Just saying cost is important is fine…ultimately it is the competence. Look at Hdfc Top 200 will people run away if they increased the asset management charges by 1%, perhaps no. However while choosing a mutual fund, THE ONLY THING WE CAN REALLY look at is – is there a team and how much are the costs!! Ironic is it not ? :):)
Sachin
Mutual Funds charge us even though they do not make money for us. WB will charge 25% on the profit and not on funds invested.
subra
In well run funds – for e.g. in Hdfc Top 200 for a few people I know the corpus today comprises of 20% of principal and 80% of profit.
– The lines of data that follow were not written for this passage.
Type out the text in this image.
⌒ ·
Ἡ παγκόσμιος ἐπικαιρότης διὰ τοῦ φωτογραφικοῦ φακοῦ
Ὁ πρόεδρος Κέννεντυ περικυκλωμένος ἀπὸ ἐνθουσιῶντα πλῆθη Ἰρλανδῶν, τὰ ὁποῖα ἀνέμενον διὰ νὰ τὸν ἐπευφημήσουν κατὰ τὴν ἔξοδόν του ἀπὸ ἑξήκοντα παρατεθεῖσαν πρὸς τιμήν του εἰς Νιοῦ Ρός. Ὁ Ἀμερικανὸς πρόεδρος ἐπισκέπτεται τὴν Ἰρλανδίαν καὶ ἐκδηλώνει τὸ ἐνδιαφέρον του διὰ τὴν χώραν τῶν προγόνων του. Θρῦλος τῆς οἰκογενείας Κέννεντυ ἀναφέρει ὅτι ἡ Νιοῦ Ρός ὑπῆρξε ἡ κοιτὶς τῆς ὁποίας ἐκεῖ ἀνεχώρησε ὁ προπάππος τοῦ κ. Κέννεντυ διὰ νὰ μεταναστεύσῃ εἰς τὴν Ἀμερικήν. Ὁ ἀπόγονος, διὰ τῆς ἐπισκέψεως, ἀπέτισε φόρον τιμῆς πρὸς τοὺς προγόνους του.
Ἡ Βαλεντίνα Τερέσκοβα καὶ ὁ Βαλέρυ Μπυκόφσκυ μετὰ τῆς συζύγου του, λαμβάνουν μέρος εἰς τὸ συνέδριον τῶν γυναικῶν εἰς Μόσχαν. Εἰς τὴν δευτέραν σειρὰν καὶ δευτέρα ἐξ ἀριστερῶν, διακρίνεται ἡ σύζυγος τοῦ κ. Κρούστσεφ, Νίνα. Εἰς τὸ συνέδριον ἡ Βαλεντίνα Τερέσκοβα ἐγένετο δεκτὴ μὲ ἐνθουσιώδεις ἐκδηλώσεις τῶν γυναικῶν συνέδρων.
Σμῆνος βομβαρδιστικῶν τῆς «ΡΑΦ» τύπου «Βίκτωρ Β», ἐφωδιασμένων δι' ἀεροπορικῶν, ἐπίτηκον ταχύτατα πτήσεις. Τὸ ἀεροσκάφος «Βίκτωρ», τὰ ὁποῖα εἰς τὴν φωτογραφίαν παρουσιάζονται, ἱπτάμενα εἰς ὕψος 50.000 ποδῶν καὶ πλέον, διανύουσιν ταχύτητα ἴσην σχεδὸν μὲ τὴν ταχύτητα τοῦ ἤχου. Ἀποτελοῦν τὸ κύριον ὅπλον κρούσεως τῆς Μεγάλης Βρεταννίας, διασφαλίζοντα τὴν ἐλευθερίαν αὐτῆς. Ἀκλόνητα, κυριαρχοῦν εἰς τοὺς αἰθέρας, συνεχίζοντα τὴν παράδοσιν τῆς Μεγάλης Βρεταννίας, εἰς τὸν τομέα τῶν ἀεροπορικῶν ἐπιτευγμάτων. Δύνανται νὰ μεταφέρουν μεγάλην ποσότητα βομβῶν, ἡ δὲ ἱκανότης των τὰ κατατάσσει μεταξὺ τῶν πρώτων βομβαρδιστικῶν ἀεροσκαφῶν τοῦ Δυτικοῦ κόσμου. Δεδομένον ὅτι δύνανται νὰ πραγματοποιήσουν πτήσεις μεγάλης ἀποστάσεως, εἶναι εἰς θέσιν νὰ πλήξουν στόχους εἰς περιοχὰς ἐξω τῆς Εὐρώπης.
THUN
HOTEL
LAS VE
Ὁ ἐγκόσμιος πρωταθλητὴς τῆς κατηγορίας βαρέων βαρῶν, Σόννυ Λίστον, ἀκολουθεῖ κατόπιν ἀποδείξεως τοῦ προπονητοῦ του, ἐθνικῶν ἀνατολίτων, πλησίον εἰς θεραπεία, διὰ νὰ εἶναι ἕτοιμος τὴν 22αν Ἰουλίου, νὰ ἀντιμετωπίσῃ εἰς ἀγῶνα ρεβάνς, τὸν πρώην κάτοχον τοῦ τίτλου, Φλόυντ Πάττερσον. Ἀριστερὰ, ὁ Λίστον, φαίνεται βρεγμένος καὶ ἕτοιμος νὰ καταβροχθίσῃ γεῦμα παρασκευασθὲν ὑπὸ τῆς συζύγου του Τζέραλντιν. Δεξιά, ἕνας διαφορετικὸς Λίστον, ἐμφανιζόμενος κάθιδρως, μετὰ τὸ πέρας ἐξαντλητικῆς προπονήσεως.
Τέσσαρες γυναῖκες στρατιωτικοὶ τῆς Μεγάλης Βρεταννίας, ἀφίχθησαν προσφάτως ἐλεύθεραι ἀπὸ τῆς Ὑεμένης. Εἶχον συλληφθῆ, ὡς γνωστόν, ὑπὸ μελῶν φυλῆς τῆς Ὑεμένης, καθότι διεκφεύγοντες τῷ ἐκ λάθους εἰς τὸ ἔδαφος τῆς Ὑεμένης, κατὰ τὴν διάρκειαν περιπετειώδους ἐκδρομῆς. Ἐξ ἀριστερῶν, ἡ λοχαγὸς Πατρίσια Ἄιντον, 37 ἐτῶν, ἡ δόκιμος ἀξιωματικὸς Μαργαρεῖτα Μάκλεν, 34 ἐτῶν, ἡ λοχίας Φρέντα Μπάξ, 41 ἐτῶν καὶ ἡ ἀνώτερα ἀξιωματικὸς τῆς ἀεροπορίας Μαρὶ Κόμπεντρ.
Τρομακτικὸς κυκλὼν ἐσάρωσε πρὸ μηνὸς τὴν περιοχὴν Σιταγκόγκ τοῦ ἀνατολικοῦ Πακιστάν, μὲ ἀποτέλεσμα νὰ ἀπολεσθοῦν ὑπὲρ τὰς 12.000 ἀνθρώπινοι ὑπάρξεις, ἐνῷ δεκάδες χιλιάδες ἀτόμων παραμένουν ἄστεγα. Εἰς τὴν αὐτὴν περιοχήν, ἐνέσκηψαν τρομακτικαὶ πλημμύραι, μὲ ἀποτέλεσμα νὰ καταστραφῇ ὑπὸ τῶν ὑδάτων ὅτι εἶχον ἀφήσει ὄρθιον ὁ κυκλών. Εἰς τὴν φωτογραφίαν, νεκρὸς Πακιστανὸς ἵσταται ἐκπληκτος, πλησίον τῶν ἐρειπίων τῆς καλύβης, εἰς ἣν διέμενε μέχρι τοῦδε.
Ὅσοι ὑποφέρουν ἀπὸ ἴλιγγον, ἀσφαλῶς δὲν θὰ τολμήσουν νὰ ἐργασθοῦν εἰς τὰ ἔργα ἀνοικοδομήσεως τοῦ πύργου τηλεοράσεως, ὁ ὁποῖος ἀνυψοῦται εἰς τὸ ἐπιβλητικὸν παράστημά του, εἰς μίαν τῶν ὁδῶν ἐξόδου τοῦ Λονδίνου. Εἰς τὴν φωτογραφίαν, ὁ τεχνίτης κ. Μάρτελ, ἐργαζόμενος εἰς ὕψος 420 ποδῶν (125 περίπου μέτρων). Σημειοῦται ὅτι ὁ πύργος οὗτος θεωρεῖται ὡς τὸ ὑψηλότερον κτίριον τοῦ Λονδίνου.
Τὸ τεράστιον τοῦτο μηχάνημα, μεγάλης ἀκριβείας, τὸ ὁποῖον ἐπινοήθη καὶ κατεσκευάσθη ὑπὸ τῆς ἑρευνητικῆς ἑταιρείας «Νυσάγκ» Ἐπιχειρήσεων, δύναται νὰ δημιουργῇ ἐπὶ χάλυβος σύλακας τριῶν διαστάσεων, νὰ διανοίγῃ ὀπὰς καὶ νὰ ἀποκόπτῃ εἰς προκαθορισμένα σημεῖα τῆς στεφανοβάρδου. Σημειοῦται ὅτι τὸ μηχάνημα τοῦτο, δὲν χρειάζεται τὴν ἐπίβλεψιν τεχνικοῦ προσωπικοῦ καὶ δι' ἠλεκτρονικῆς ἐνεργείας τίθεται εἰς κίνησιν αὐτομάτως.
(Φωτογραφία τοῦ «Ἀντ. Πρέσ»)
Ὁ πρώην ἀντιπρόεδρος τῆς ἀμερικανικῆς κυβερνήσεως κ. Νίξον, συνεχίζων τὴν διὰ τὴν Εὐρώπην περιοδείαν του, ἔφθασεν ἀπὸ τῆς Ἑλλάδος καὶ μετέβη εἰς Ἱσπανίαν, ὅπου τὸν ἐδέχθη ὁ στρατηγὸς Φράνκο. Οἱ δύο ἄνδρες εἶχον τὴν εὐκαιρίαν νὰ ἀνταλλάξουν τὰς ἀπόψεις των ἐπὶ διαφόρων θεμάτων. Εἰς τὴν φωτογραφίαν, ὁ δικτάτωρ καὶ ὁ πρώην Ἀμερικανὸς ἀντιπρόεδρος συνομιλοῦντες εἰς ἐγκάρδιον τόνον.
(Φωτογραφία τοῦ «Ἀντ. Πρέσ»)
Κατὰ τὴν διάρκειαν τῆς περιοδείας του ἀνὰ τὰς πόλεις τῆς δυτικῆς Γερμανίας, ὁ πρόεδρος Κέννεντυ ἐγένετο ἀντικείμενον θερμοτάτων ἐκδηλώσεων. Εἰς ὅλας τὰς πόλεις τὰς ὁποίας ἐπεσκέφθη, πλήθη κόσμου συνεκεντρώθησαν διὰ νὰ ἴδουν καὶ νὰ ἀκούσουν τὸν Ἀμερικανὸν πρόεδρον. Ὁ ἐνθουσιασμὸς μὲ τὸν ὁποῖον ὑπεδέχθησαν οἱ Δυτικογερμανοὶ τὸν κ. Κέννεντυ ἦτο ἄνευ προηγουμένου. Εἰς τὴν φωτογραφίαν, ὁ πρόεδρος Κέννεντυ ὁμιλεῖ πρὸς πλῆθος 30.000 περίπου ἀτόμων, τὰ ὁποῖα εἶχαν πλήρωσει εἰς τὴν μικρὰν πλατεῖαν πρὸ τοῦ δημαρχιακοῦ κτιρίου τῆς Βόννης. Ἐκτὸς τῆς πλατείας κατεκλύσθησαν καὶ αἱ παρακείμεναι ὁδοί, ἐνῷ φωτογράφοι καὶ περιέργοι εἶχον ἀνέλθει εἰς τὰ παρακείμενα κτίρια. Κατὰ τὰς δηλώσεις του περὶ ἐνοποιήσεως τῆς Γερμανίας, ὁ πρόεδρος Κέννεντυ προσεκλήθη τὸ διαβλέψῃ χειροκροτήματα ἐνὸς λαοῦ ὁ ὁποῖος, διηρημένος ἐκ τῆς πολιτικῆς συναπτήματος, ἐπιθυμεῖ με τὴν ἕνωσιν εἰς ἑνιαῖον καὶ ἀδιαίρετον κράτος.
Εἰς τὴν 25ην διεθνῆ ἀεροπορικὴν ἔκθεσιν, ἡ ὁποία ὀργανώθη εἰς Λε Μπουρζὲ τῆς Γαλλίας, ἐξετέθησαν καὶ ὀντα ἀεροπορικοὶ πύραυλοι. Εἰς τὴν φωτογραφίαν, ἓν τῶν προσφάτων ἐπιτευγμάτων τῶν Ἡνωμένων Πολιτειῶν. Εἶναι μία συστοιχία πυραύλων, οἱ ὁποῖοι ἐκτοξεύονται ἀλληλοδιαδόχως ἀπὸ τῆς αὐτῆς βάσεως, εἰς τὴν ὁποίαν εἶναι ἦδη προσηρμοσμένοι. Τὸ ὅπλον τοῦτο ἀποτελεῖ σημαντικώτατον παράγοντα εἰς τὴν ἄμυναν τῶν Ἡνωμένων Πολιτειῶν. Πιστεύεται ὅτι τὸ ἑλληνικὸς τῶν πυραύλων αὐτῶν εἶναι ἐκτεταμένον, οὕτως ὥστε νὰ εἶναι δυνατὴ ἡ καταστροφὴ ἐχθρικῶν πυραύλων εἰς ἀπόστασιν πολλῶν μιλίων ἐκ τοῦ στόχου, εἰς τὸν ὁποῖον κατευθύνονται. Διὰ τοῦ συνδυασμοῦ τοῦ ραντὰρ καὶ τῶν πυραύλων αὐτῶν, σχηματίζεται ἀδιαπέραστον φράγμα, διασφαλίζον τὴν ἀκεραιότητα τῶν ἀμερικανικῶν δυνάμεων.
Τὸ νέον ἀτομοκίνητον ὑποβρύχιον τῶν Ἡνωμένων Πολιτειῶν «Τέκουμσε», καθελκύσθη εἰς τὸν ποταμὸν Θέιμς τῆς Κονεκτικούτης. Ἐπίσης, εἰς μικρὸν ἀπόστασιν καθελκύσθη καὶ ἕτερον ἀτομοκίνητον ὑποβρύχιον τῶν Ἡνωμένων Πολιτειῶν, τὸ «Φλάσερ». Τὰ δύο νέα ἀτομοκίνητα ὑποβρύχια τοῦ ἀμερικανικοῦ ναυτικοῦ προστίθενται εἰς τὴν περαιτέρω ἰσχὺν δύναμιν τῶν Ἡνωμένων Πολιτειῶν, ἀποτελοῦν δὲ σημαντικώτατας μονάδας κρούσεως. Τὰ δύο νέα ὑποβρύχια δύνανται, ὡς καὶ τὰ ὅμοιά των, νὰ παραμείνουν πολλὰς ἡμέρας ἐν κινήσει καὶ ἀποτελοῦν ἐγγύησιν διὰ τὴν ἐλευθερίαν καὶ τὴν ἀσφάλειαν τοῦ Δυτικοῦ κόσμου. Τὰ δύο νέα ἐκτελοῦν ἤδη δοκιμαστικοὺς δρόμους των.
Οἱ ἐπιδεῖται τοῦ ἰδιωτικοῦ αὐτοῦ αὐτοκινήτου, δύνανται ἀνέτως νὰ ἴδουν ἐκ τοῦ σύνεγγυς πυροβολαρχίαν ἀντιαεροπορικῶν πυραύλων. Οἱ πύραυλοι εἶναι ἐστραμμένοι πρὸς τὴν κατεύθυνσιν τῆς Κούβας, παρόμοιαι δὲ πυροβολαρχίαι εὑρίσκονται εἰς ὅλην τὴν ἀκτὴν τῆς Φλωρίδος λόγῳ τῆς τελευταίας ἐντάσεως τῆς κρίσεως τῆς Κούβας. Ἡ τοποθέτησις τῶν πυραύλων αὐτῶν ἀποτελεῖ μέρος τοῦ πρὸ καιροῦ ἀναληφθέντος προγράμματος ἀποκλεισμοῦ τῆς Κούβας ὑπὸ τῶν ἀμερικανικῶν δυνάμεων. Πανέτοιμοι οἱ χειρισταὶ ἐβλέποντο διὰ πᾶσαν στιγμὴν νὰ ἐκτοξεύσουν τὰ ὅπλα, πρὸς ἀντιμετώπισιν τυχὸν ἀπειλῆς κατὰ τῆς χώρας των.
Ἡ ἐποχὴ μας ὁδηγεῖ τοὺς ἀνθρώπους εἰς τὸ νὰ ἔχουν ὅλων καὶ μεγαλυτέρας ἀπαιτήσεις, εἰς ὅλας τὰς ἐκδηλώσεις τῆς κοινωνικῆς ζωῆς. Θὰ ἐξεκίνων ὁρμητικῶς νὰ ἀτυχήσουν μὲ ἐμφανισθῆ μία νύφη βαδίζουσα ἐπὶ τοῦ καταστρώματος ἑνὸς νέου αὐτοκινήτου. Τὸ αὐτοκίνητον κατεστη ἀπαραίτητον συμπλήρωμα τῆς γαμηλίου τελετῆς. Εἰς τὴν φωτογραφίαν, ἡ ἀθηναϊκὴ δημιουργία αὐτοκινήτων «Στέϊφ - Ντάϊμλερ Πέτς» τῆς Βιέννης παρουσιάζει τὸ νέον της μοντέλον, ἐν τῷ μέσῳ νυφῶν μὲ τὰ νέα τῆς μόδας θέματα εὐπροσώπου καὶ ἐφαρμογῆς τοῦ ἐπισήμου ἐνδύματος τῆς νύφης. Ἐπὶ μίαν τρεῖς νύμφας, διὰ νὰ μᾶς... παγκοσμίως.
If they had paid fees like what WB charges, they would NOT have accumulated so much. A well managed fund is CHEAP AT 2% asset management charges, but a badly managed fund is EXPENSIVE at 2%. There is far too much emphasis on costs, average and too little on performance. Therefore you have stupid articles all over appearing saying that indexing is good. Yes indexing will be good maybe in 10 years time. However given the limitation of our indices and the poor construction of the index, there seems to be a lot of space at the top for well managed equity funds like Top 200, Discovery, Dynamic, Franklin Flexicap, Hdfc Equity,….etc.